Health

Seeing promise, and limits, in embryo edit

5 min read

HMS bioethicist Truog: ‘We’re looking at those rare situations where the genes really are life-threatening’

The announcement by Oregon Health & Science University that scientists there had edited the genes of human embryos to remove the cause of a deadly disease has raised the prospect of a powerful new tool for physicians — as well as fears of a Pandora’s Box that could lead to “designer babies” and humans engineered for desirable traits such as strength or intelligence.

Robert Truog is the Frances Glessner Lee Professor of Medical Ethics, Anaesthesiology, and Pediatrics, and the director of Harvard Medical School’s Center for Bioethics. In a Gazette Q&A he shared his thoughts on the debate the breakthrough set off.

GAZETTE: Researchers said they cured a relatively common and potentially deadly genetic disease, hypertrophic cardiomyopathy. Why is this not uniformly good news? What’s the big fear?

TRUOG: Many people believe that there’s something sacred about the human genome and messing with it feels like playing God. In their view, we shouldn’t be interfering with the natural order of things. These are serious concerns and they definitely need to be addressed. But the idea that we could choose not to do this, I think, is impossible. If we were to decide not to pursue human genome editing in the United States, it would still take place everywhere else in the world.

We have an opportunity here for a leadership role — to show how, with good oversight, we can do research in controversial areas in ways that are careful, well-considered, and cautious. The National Academy of Sciences’ report captured this extremely well. They did not recommend a prohibition on human genome editing, but they did stipulate a number of considerations that needed to go into any proposals about doing this kind of work.

GAZETTE: What were the most important of those considerations, to your mind?

TRUOG: One is that it concern only severe and life-threatening diseases, such as hypertrophic cardiomyopathy, which the Oregon researchers were looking at. We’re not looking at “enhancements” here, we’re not looking at how to make normal people better, we’re looking at those rare situations where the genes really are life-threatening. If you have one of these genes, you’re likely going to die. And the work right now is focusing on that small set of conditions where that’s true.

Another one of the conditions that the National Academy of Sciences placed is that there be no alternatives. And for most couples who are considering having a child and where they carry one of these life-threatening genes, we have preimplantation genetic diagnosis, or PGD, which is a really good alternative. Since that’s a well-developed technology with a good safety record, that would be something that would be considered first.

It would only be for a really small number of couples who wanted to have a genetically-related child who were incapable of producing disease-free embryos that this kind of technology would make any sense. This isn’t about “designer babies.” This is about offering a very small number of couples their only chance to have a baby that is genetically connected to them that doesn’t have a lethal condition.

GAZETTE: Is this analogous to the ethical concerns raised with in vitro fertilization back when that infertility treatment first arose? Is this the beginning of a societal discussion that we need to have?

TRUOG: Yes, I think that’s actually a very good analogy. There were many concerns raised around IVF and test-tube babies when that was developed, and I think we had a good societal discussion about it. While issues certainly remain, I think that has become a fairly accepted method for couples who can’t otherwise have a child to be able to have a genetically-related offspring.

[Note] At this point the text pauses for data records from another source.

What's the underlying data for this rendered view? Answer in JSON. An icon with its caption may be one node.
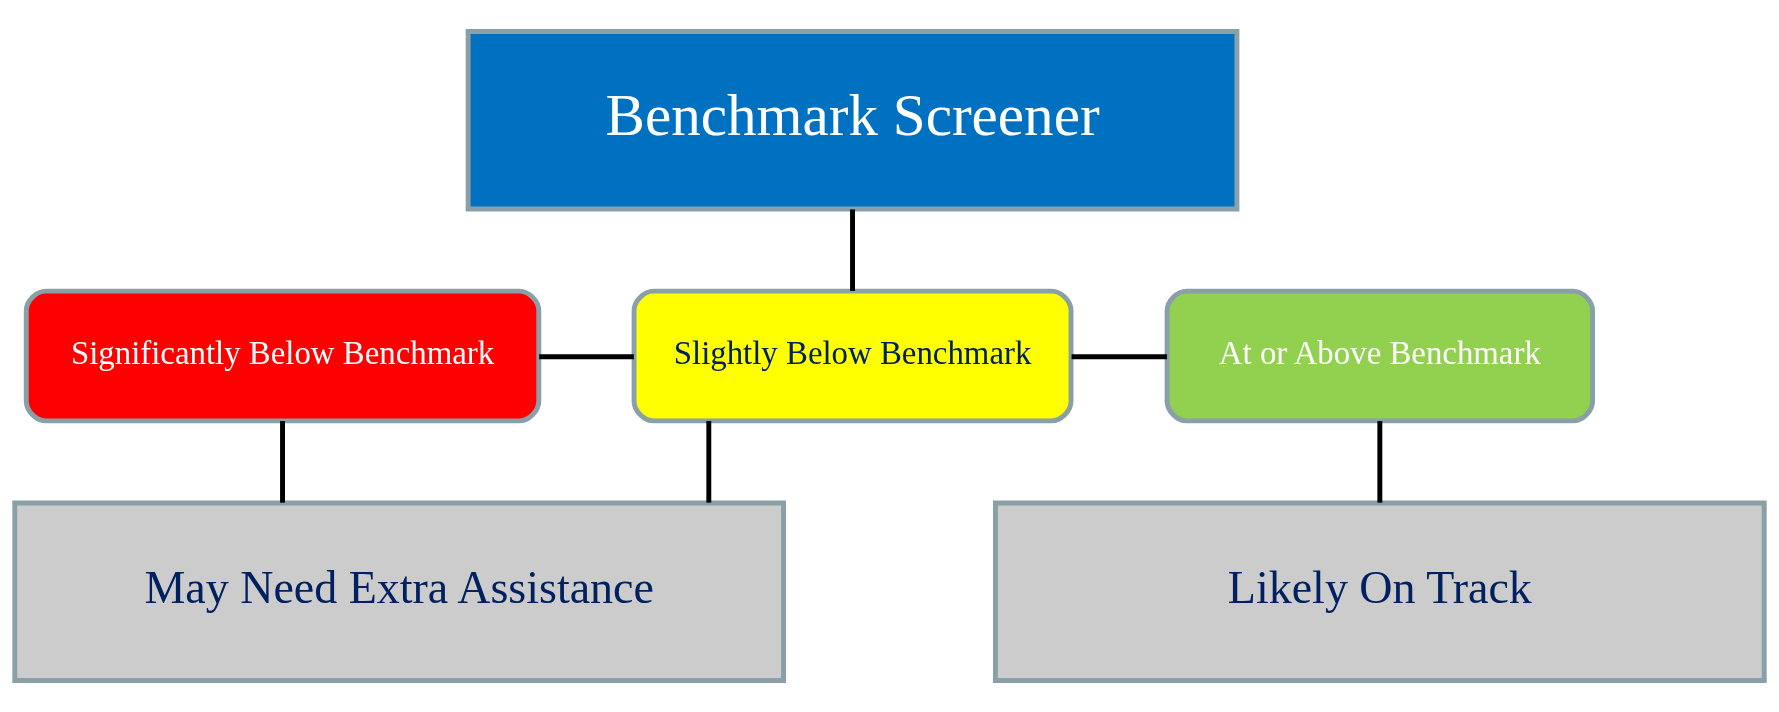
{
  "diagram": {
    "nodes": [
      {
        "text": [
          "Benchmark Screener"
        ]
      },
      {
        "text": [
          "Significantly Below Benchmark"
        ]
      },
      {
        "text": [
          "Slightly Below Benchmark"
        ]
      },
      {
        "text": [
          "At or Above Benchmark"
        ]
      },
      {
        "text": [
          "May Need Extra Assistance"
        ]
      },
      {
        "text": [
          "Likely On Track"
        ]
      }
    ],
    "edges": [
      {
        "from": 0,
        "to": 2,
        "arrow": "none"
      },
      {
        "from": 1,
        "to": 2,
        "arrow": "none"
      },
      {
        "from": 2,
        "to": 3,
        "arrow": "none"
      },
      {
        "from": 1,
        "to": 4,
        "arrow": "none"
      },
      {
        "from": 2,
        "to": 4,
        "arrow": "none"
      },
      {
        "from": 3,
        "to": 5,
        "arrow": "none"
      }
    ]
  }
}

GAZETTE: Are you troubled at all by the fact that, should a couple have a genetically engineered child, that change would then be passed on generation after generation?

TRUOG: It’s hard to imagine an objection to the fact that a non-diseased gene would be passed to the next generation. I think the concerns would be more about off-target changes in the person that may not even be recognized that could then be passed on to future generations. I think that this is a concern and I know that a lot of the research will focus very much on the rates of off-target effects and how to control them and how to assure that they’re within acceptable limits.

That being said, there’s — in nature — all sorts of alterations to the genome made from one generation to the next that we have no control over, we can’t predict. The fact that, in this case, we would be creating these alterations gives us a certain responsibility for monitoring them and being careful, but it’s not that unexpected changes in the genome don’t occur quite regularly.

GAZETTE: Do you have any particular concerns or were you troubled at all by this research?

TRUOG: I’m really pleased to see this proceeding in a very controlled, thoughtful way. I think my concerns would be twofold. One, that rogue scientists in another country would begin to develop this in ways that we would agree are not socially acceptable. For example, moving quickly into enhancement-type technologies. That’s another reason why we in the United States would be foolish to put our heads in the sand. We need to take a leadership role here and be a model for the rest of the world.

Number two is what happened with a lot of the stem cell research, which is where irresponsible clinicians hang out a shingle and make ridiculous and unsubstantiated claims about diseases that they can treat and, in a sense, lure vulnerable patients and perhaps couples into getting therapy that could potentially be quite dangerous.